You need to find an account that pays an inflation-beating return, otherwise, the value of your pot will gradually erode over time, even if it increases in cash terms.

And that has become far more difficult.

For example, back in October 2020, the Consumer Prices Index measure of inflation stood at 0.7%. 

As a result, you only needed to have an account paying a higher rate of inflation in order to ensure that the value of your pot was increasing in real terms, and according to Moneyfacts you had around 227 different accounts from which to choose.

The situation is rather different today. While inflation has fallen from its peak of above 11% last year, the fall has been slow.

Indeed it’s precisely because of how persistent inflation has been that the Bank of England has opted to repeatedly hike Bank Base Rate.

Yet with inflation still sitting at 7.9%, the reality is that there is not a single savings account of any form that is inflation-beating.

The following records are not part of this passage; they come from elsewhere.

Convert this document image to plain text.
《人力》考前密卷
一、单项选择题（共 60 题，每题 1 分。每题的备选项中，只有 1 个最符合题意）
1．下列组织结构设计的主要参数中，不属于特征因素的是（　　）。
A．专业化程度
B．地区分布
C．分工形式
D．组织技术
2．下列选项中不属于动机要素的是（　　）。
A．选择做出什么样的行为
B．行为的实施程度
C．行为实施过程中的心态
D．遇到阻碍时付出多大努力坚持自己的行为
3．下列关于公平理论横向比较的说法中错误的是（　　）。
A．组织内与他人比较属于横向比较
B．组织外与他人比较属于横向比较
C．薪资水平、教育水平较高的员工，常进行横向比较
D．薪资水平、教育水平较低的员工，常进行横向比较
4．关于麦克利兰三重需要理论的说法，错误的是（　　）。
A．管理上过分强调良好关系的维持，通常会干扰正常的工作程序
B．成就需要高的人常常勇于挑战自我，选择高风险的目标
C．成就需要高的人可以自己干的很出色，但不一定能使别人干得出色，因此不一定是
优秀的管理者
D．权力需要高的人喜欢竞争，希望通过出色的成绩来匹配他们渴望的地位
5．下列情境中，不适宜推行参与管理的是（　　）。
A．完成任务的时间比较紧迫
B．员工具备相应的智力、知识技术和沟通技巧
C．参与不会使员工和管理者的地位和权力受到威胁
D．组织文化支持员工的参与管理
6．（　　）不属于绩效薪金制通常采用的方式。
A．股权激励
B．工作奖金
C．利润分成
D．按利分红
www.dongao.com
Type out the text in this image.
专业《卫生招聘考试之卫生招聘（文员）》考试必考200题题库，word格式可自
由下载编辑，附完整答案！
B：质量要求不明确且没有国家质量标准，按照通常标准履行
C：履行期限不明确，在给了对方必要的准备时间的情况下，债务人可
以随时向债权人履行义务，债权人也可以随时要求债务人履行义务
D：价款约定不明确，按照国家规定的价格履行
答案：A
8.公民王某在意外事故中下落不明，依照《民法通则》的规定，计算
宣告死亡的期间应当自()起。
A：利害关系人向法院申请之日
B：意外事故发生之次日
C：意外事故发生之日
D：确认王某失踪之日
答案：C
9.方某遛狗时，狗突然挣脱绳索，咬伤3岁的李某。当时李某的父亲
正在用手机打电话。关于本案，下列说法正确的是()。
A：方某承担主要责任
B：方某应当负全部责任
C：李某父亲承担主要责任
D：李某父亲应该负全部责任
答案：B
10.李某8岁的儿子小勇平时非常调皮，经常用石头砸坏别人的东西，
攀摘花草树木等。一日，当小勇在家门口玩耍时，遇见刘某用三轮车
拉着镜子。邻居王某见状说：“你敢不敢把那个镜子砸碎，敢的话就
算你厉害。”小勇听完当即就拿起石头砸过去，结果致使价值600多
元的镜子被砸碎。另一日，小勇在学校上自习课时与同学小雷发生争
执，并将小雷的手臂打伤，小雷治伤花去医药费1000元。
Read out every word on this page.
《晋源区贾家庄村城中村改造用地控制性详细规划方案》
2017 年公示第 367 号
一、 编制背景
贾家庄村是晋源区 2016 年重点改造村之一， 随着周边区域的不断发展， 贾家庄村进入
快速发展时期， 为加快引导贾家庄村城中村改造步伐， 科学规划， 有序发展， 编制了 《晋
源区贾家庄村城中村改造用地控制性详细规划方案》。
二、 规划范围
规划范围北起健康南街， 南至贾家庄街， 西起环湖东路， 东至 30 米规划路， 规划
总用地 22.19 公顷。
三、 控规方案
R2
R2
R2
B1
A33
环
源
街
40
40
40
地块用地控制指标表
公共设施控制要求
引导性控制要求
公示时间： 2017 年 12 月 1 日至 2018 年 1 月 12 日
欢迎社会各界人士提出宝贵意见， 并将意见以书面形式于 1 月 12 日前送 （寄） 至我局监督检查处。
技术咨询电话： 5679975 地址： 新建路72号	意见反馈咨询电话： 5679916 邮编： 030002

Realistically your best chance of beating that is if you happen to win a big prize on the Premium Bonds

Sure, the rates on savings deals are better than we’ve had in years, but for some time savers ‒ even those who shop around for the very best deals ‒ have had little option but to accept their savings pot shrinking in value in real terms.

Does saving have to be taxing?

There’s also the small matter of tax, which far more of us are having to pay on our savings pots.

Most of us benefit from a Personal Savings Allowance, which as the name suggests sets out how much you can earn in interest each year without having to hand a slice over to the taxman.

The allowance stands at £1,000 for basic rate taxpayers, £500 for higher rate taxpayers and nothing for additional rate taxpayers.

It wasn’t much of a concern in recent years, given the mediocre rates of interest on offer.

But as rates have grown, it means far more of us ‒ even those with relatively modest savings pots ‒ may have to pay tax on our interest.

Analysis by AJ Bell suggests that around 1.8 million taxpayers will have had to pay tax on savings interest in the 2022-23 tax year, giving HMRC a £3.4 billion boost.

That tax take is set to rocket next year according to the research, to an eye-watering £6.6 billion, with far more savers caught out. 

In other words, not only is the interest on our savings accounts failing to keep pace with inflation, but we are also losing some of the interest earned in tax payments too.

Given the stretched public finances, I wouldn’t hold my breath that this is something the Government plans to address in the foreseeable future either.

Does the future look brighter?

Getting the rate of inflation down is preoccupying not only the Bank of England but the Government too.

Prime Minister Rishi Sunak made halving the rate of inflation one of his five key pledges at the start of the year, and it’s fair to say it hasn’t gone quite as smoothly as he would have hoped.

The Bank of England has a 2% target for inflation, and while it’s unrealistic to expect it to hit that level for some time, inflation does at least appear to be slowing. 

The fact that it has been so ‘sticky’ only increases the likelihood of further Bank Base Rate hikes to come as well, which means that in the months ahead it may not be quite such an impossible task to find a savings account that beats inflation.

That may be the best that savers can hope for, given the big economic challenges that lay ahead.